Niemcy odkryli, że Korea Północna próbowała zhakować rosyjskie Ministerstwo Spraw Zagranicznych. Złośliwe oprogramowanie typu backdoor zostało ukryte w instalatorze programu „Statistika KZU”, stworzonego specjalnie dla rosyjskiego MSZ.
Wołodia Kimowi luksusowe auto, a Kim Wołodii…
Program „Statistika KZU” stworzony został wyłącznie do użytku wewnętrznego i miał służyć poprawie bezpieczeństwa przesyłania dokumentów. W jego instalatorze zidentyfikowano wirusa znanego jako KONNI.
Oprogramowanie o nazwie KONNI, znane jest od 2014 roku jako narzędzie cybernetyczne Pjongjangu. Pozwala hakerom na ominięcie szyfrowania i mechanizmów uwierzytelniania, dając im nieautoryzowany dostęp do poufnych danych.
W ten sposób hakerzy mogą ominąć autoryzację administratora i uzyskać dostęp do danych. W konsekwencji, umożliwia im ich przeglądanie, modyfikację lub usuwanie zasobów.

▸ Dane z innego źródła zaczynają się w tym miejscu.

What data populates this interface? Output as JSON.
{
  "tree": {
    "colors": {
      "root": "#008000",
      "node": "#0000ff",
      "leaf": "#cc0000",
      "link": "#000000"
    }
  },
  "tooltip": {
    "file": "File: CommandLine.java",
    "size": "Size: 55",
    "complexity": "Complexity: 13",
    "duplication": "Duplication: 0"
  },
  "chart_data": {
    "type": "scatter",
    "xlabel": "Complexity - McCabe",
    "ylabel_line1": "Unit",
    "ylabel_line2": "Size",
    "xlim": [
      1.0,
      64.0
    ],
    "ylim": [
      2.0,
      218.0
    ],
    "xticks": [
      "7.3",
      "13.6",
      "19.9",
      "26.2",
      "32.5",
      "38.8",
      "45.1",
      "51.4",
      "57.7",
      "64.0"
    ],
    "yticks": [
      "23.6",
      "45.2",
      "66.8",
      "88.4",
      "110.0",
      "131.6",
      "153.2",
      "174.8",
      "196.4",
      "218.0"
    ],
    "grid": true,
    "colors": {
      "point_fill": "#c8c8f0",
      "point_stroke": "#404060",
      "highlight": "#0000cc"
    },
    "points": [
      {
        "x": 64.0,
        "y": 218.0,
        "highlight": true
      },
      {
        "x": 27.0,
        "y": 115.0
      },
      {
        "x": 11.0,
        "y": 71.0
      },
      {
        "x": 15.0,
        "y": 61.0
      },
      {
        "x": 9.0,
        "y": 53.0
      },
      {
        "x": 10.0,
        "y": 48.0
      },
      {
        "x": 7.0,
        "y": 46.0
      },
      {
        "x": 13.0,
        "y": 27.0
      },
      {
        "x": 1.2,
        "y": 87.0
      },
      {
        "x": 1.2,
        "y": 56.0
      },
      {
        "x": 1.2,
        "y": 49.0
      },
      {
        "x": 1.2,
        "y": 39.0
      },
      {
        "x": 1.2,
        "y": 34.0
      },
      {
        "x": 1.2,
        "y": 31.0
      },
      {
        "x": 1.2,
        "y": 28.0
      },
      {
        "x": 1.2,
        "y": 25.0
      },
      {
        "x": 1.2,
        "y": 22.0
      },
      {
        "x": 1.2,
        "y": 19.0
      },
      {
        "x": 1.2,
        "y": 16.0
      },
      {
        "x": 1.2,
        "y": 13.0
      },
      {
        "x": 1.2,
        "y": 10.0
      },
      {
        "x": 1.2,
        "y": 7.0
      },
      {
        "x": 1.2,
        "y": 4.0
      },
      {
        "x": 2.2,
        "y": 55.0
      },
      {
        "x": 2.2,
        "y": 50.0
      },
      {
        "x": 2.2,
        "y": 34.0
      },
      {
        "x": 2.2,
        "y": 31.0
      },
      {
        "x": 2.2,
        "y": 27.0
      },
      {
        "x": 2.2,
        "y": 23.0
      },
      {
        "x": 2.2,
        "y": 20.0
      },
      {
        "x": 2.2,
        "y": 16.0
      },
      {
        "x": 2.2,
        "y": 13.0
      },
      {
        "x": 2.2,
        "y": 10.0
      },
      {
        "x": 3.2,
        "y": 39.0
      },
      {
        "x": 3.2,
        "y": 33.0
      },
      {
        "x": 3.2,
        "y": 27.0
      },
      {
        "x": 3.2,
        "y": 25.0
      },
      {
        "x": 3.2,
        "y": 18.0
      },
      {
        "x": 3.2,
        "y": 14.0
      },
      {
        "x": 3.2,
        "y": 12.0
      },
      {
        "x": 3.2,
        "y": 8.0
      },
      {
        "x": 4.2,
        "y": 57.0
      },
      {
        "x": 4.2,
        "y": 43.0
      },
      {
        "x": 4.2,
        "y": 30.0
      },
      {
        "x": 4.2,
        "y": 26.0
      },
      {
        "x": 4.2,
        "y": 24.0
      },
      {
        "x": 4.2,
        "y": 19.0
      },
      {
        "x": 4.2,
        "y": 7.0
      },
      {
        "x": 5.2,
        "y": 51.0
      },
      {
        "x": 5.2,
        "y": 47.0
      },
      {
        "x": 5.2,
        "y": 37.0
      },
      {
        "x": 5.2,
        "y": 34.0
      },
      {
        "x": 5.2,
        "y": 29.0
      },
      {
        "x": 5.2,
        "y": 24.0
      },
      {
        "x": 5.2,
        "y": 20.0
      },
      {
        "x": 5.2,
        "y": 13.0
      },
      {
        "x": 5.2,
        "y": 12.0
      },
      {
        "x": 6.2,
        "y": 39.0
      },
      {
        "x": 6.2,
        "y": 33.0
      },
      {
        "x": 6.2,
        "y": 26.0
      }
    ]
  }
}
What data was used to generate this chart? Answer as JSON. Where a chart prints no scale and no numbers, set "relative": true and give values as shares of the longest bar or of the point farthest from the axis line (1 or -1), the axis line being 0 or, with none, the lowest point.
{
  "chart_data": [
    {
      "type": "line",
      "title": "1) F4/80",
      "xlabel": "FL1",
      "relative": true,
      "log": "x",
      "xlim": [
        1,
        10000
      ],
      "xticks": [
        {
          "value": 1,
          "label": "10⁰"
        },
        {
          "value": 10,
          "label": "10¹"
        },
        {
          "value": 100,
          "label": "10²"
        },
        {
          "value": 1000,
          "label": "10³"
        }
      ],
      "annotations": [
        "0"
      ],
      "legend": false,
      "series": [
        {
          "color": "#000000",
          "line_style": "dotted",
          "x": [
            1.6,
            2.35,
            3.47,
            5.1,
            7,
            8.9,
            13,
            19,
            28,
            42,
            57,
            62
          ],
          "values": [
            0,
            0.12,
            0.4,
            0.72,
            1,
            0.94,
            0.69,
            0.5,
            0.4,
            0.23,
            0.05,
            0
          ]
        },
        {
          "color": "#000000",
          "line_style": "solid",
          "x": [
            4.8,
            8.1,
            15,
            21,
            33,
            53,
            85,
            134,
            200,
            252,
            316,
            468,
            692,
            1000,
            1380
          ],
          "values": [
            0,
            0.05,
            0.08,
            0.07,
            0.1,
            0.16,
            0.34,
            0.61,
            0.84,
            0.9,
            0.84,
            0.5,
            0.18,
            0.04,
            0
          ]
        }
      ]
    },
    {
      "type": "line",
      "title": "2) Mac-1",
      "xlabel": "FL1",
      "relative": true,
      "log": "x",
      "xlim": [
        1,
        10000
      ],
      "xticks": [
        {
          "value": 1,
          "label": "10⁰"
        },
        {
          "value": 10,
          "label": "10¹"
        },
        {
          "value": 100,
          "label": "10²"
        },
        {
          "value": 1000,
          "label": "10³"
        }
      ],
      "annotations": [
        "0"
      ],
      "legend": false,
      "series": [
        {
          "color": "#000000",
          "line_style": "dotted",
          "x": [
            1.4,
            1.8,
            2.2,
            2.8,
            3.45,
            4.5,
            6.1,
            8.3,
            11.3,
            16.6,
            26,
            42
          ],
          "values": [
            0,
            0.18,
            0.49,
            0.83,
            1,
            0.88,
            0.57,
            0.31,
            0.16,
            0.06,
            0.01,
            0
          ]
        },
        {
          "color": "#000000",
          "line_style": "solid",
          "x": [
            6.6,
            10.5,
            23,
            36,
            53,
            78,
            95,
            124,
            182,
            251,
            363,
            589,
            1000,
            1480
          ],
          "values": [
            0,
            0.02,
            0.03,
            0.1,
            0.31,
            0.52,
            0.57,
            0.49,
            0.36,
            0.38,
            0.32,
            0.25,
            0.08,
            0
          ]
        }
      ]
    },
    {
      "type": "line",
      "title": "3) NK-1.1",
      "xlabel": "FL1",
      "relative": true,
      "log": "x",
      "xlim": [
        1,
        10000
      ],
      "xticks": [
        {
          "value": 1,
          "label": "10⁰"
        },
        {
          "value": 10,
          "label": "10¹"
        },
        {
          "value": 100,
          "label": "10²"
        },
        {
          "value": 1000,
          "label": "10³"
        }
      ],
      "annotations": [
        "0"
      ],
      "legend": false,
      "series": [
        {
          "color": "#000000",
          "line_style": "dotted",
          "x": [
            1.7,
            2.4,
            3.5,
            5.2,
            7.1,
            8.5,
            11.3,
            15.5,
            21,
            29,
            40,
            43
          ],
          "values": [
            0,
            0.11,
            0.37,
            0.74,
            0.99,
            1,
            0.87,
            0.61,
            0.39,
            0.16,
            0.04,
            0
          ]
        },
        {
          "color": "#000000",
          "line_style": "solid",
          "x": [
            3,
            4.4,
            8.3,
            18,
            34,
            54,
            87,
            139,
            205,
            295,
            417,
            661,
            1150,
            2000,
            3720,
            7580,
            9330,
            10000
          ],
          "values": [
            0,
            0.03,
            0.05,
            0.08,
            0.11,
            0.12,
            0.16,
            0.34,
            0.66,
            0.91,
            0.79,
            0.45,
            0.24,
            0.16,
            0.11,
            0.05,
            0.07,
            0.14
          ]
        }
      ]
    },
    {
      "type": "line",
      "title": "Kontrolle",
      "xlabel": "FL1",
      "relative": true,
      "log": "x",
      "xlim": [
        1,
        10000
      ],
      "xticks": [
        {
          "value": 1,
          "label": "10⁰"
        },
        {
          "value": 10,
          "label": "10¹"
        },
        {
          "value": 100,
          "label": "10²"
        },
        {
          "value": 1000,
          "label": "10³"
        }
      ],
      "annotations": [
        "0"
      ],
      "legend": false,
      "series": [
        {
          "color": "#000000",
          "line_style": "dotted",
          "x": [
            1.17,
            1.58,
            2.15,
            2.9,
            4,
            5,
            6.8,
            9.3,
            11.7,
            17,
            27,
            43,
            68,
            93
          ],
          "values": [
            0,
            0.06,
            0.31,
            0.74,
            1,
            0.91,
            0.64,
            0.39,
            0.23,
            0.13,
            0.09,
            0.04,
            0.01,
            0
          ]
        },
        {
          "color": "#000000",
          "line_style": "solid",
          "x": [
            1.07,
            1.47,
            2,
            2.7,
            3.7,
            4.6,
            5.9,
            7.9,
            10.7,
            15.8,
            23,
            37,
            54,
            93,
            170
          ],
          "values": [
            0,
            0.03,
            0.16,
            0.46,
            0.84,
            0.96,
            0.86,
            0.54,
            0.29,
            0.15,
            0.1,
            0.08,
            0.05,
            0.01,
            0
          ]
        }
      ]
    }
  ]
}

Cyberatak Korei Północnej na Rosję jest zaskakujący, biorąc pod uwagę zacieśnianie więzi między tymi dwoma krajami. W tym tygodniu prezydent Rosji Władimir Putin podarował Kim Dzong Unowi luksusowy samochód Aurus, co miało być symbolem ich przyjaźni.
Niemiecka firma Deutsche Cyber-Sicherheitsorganisation (DCSO), która odkryła złośliwe oprogramowanie, twierdzi, że cyberatak Pjongjangu może oznaczać, że Korea Północna nie ufa Rosji, mimo oficjalnych deklaracji o sojuszu.
Infiltracja rosyjskiego MSZ może mieć poważne konsekwencje dla bezpieczeństwa Rosji. Hakerzy z Korei Północnej mogliby ukraść poufne informacje dyplomatyczne, wojskowe lub gospodarcze.
Odkryj więcej na naszej stronie!
Ten artykuł to tylko początek. Zapraszamy do zapoznania się z innymi ciekawymi treściami, które dla Ciebie przygotowaliśmy. Na naszej stronie znajdziesz szeroki wybór materiałów, na różne tematy. Od aktualnych wydarzeń po ciekawostki historyczne, tajniki motoryzacji i porady dotyczące codziennego życia oraz zdrowego odżywiania.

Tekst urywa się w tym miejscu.